5 thoughts on “Why mass unemployment is okay with those in the bubble

  1. We recently refinaned under the “streamlined” refinancing program which offered us no closing costs, no re-appraisal costs, and a much lower interest rate, saving us $200.00 per month on our severely underwater mortagage. We’re thankful.

  2. Those who make their living off rents, interest, dividends, etc. hate and fear inflation, because it decreases the value of the money they are paid for not working.
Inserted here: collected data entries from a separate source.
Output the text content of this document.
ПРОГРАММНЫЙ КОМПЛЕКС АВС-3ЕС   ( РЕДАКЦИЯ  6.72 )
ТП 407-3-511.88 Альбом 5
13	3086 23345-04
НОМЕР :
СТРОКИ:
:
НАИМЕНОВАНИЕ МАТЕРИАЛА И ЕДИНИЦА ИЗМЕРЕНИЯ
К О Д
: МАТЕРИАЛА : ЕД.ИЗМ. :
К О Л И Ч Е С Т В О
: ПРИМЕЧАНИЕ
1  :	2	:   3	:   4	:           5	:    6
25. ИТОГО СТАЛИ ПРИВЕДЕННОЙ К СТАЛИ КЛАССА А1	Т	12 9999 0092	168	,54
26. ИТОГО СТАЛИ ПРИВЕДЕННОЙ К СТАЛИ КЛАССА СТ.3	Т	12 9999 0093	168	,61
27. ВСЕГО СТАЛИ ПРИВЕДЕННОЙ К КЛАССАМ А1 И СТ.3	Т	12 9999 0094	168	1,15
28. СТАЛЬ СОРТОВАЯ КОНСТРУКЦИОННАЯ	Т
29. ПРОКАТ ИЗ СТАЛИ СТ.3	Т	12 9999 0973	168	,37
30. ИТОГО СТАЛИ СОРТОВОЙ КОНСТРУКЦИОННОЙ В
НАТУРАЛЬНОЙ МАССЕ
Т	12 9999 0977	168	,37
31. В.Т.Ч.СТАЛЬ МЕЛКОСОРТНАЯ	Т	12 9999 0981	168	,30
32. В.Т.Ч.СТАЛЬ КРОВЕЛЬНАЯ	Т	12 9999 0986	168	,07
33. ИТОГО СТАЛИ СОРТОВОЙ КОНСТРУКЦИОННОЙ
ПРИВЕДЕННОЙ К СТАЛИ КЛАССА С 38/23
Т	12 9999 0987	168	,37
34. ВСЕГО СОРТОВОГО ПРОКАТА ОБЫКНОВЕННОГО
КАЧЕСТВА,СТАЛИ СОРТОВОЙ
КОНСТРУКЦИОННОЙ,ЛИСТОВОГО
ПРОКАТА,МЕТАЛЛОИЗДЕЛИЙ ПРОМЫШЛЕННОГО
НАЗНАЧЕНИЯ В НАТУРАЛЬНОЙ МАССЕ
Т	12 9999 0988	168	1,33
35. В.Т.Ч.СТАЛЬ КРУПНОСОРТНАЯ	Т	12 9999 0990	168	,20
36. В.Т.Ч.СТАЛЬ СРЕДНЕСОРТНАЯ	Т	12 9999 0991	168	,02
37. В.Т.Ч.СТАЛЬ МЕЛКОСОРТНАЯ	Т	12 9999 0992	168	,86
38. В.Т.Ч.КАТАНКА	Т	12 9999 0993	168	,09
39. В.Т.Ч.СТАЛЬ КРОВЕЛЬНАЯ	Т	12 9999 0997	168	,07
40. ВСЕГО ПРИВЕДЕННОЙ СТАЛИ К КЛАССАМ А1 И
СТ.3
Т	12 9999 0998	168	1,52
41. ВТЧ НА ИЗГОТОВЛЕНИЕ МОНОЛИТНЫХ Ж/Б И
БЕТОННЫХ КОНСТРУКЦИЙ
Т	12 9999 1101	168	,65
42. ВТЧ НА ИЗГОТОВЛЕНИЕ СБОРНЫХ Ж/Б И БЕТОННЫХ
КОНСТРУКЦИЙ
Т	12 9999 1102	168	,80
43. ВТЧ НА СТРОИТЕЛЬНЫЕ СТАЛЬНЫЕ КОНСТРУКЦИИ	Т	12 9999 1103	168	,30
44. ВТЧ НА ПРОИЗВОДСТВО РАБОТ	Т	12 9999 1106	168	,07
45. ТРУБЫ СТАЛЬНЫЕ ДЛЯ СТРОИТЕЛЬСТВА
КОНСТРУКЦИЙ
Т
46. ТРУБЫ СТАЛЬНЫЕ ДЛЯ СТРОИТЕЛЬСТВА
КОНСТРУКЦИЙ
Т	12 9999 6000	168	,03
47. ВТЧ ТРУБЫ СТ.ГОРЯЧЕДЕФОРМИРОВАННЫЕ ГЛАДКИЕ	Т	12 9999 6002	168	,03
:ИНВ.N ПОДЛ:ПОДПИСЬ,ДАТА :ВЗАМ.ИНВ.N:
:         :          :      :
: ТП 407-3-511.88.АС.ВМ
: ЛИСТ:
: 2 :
    They like high unemployment because it reduces the bargaining power of workers to demand higher wages for their productive work. They call it “pressure on the cost of labor”. A reasonable amount of inflation is good for workers because they are able to pay back their debt with cheaper money.

    With high unemployment, the owners are able to force down wages and benefits because they know most workers have no choice to accept their terms. The only impediments to this are the minimum wage laws and union bargaining power, which is why they fight to break the unions and to prevent the minimum wage from going up.

    Since our government is controlled by those who live off rents and interest (parasites) while those who labor to produce wealth (producers) policy will always be in favor of low inflation and high unemployment. This is not an accident or miscalculation, it is what they want to happen. This will continue until the parasites have all the money and the producers have none.

    If this were a Monopoly game, you would start over in a new game where everybody gets their money back. Since it is real life I am not really sure what is going to happen. But I think a lot of people are going to get hurt.

  3. “That the first step in the revolution by the working class, is to rise the proletariat (worker producers) to the position of ruling class, to win the battle of democracy.” That’s what happens next Pragmatic Realist. We are in the middle of that battle right now. The bourgeoisie (“parasites”) is spending billions of dollars on the next election to try to defeat the workers in this war. They will fail because history is on the side of the proletariat. You can not kill an idea whose time has come.

  4. Pragmatic Realist: Only vote for candidates who promise to print money to sustain the Social Security and Medicare systems the way they deficit finance Defense spending. The inflationary pressure cannot be staved off by the Fed at that level and the wealthy will opt for the certainty of taxation over the depredations of unchecked inflation.

  5. Read somewhere (Think it is at Yves Smith’s) that DeMarco’s position is same as Turbo Tax Timmy’s so asking for Demarco’s head is pointless.

    Atrios reminds us of Turbo Tax Timmy’s CEO(Condescending, Elitist, Out-of-touch) op-ed piece “Welcome to the recovery” on its 2nd anniversary. I still remember after 2 years that TT Timmy didn’t mention a single word about underwater mortgages and was subtly blaming the unemployed proles/unwashed/peasants for lacking proper skills . Then came the epic electoral bloodbath few months later.